Fedakarlığın denkleştirilmesi unsurunun hukuk devleti ve toplumsal devlet prensibi kapsamında, mülkiyet hakkında oluşan bu müdahalenin tazminin bir modülü olacağı tezimiz Anayasa Mahkemesi’nin anılan kararında şu münasebetle desteklenmektedir;
“Kamu faydasına dönük ve sonuçlarından tüm toplumun fayda sağladığı kamusal müdahalelerin olumsuz sonuçlarına belirli sayıdaki kişi yahut bireylerin katlanması, müdahaleyle ulaşılmak istenen kamu faydası ile bireylerin hakları ortasında gözetilmesi gereken adil dengeyi zedeleyebilir; bireye çok ve katlanılamaz bir külfet yüklenmesi sonucunu doğurabilir. Uygulanan tedbirle hedeflenen olumlu sonuçlardan toplumun tümü fayda elde ettiğine nazaran bu tedbirle hakkına müdahale edilen kişi yahut bireylerin yüklendiği külfetin de tüm topluma hisse edilerek kamu faydası ile bireylerin mülkiyet hakkının korunması ortasındaki istikrarın sağlanması gerekir. Aksi takdirde yönetimin bir süreç yahut hareketinin nimetlerinden toplumun tamamı yararlanırken bunlardan kaynaklanan külfete ise yalnızca belirli kişi yahut bireyler katlanmış olur. Başka bir tabirle hakkına müdahale edilen kişi yahut şahıslar toplumun öteki bireylerinden daha fazla bir fedakarlığı göğüslemek mecburiyetine düçar olabilirler. Bu durum, fertlerin eşitliği temeline dayanan demokratik hukuk devleti unsuruyla uyuşmaz.”
SONUÇ
Korona virüs (Covid-19) salgını, insanlık tarihindeki harikulâde pandemilerdendir. Toplumsal ömrü harikulâde seviyede etkilemiştir. Alınan ve alınması gereken kimi önlemlerin de olağan dışı olması bu bağlamda – temel amaç kamu faydası olmak koşuluyla ve o denli olduğu oranda – anlaşılabilir. Kamu faydasına yönelmiş idari tasarrufların hukuka uygun varsayılmakla birlikte, toplamda sağladığı yararın ağır basması sebebiyle kimi özel yararlar ihmal ve dahi ihlal edilmiştir. Fakat bu özel yararlar da çoğunlukla temel geçinim zorunluluklarıdır. O halde, tüm toplum bakımından mecburî görünen tasarrufların alınması sebebiyle ziyan gören yurttaşların bu ziyanının paylaştırılması/denkleştirilmesi ve böylelikle bir istikrar kurulması süreci başlamalıdır.
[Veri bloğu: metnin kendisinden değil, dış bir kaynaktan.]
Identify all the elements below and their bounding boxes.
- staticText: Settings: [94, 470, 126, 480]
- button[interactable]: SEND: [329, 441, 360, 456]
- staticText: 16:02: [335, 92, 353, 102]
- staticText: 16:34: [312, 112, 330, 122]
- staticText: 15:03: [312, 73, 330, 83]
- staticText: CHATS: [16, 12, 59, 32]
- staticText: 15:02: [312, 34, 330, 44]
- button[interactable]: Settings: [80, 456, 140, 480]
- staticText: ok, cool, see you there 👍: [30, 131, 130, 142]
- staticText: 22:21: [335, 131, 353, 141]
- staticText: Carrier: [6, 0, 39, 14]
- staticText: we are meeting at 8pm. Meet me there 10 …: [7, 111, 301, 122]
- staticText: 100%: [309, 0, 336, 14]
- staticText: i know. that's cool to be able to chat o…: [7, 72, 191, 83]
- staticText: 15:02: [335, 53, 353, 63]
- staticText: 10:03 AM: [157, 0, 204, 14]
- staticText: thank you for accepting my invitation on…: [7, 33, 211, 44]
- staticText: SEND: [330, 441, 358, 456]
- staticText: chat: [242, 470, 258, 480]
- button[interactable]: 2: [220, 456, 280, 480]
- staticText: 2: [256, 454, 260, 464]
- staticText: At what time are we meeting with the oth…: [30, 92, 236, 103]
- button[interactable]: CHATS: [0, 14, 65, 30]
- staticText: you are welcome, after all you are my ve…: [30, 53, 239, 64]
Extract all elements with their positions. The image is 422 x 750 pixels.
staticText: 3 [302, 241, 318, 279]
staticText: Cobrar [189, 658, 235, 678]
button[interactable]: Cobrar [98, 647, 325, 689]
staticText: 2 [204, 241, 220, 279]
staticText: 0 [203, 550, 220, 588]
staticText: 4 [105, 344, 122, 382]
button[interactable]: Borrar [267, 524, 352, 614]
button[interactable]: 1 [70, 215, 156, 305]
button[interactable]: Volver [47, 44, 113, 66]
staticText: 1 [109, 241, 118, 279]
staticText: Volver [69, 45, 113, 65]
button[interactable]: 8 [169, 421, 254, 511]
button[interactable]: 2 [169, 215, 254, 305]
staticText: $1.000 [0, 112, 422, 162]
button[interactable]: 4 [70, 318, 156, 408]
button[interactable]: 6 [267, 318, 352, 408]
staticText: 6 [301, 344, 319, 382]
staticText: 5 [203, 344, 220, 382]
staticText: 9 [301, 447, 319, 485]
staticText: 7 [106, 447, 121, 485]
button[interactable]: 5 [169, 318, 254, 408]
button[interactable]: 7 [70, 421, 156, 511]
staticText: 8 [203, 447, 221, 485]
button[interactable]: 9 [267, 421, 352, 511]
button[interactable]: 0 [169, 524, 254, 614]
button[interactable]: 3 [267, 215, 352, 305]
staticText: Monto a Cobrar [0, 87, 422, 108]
1 Haziran 2020 itibariyle olağana dönüş ve üstte bahsedilen ekonomik ünitelerin kademeli geri açılışları başlayacaktır. Salgının seyrelme ve düzgünleşme süreci de buna paraleldir. Bu durumda kamu külfetleri doğal olarak gevşetilecektir. Süreç külfetlerin ziyanlarının tazmin sistemlerini dayatmaktadır.
Aksi durumda “Toplumsal Sözleşme” tahayyülünün temeli sakatlanır.
Yurttaşlar, ziyanlarını gelir-gider evraklarıyla, vergi kayıtlarıyla, muhasebe defterleriyle ve gibisi araçlarla somutlamalı ve İçişleri Bakanlığına (ya da kendileriyle ilgili idari önlemi ihdas eden başka idari kurumlara) tazminat müracaatlarında bulunmalıdır. Yönetimlerin reddi durumunda ise idari yargı yolu açılacaktır.
Sosyal Hukuk Devleti tahayyülünün gerçekleşmesi temennisiyle.”